I am not entirely sure if we need allowPrerelease flag or can this change can be considered a fix.

I get your point of having conflicting version when using different prerelease channels but with your approach you can fall into collision too when two different pipelines are running concurrently (although I realize it's much less likely). It's not a problem for me since I've different extension ids on separate channels. I chose to have some reference to initial version number but I think I'd agree it doesn't really matter since we have version_name

RupertBarrow commented 5 months ago

I saw your fork and would have probably used it but haven't found NPM released package.

I use a private NPM registry on Github. Would it be useful to make it public ?

It's not a problem for me since I've different extension ids on separate channels.

Yes, I must do that too.

I chose to have some reference to initial version number but I think I'd agree it doesn't really matter since we have version_name

I was worried about how Google managed the version field internally, especially if there are duplicate version numbers on different channels

owlcode commented 5 months ago

I use a private NPM registry on Github. Would it be useful to make it public ?

As of now not for me since I've already published it under @owlcode/semantic-release-chrome

I was worried about how Google managed the version field internally, especially if there are duplicate version numbers on different channels

Considering what Google recommends for test releases (I mean different extension id) then I guess having duplicate version numbers on different channels is not a problem? I don't think releasing same extension id from different branches would make sense to anyone?

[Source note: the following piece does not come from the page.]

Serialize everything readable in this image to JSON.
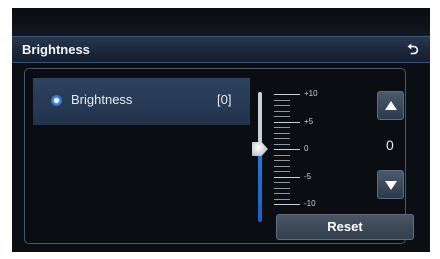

envil commented 4 months ago

Since the "version" manifest property is not displayed once the "version_name" property is used, I ended up by generating "1.0.0." in the "version" property, timestamp being Date.now in milliseconds which is unique and incremental. This solves all other questions.

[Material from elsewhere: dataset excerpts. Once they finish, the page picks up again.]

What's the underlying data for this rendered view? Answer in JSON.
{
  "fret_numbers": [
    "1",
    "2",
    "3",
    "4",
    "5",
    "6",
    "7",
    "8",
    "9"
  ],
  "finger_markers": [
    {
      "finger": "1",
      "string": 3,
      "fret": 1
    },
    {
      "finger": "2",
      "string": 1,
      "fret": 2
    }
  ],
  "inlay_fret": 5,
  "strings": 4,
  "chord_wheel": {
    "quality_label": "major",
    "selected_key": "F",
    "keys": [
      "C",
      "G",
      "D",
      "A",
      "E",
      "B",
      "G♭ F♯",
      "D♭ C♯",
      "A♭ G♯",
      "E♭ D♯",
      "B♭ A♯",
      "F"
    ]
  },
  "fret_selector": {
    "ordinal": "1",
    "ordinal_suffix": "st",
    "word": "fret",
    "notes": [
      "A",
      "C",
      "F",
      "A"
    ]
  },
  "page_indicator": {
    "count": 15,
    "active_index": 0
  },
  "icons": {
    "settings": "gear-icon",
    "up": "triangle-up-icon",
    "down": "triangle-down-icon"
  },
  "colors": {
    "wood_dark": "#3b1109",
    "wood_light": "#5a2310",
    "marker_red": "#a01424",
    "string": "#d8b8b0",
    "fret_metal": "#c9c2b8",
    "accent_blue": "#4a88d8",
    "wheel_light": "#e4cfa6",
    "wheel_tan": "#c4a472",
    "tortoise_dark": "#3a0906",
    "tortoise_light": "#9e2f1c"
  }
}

Oh I didn't know that having number this large is acceptable because the documentation says that it's much smaller than that: https://developer.chrome.com/docs/extensions/reference/manifest/version

RupertBarrow commented 4 months ago

Oh I didn't know that having number this large is acceptable because the documentation says that it's much smaller than that: developer.chrome.com/docs/extensions/reference/manifest/version

You're right, I had to truncate it.

envil commented 4 months ago

Oh I didn't know that having number this large is acceptable because the documentation says that it's much smaller than that: developer.chrome.com/docs/extensions/reference/manifest/version

You're right, I had to truncate it.

So it means that each release cannot be less than 100k seconds from each other?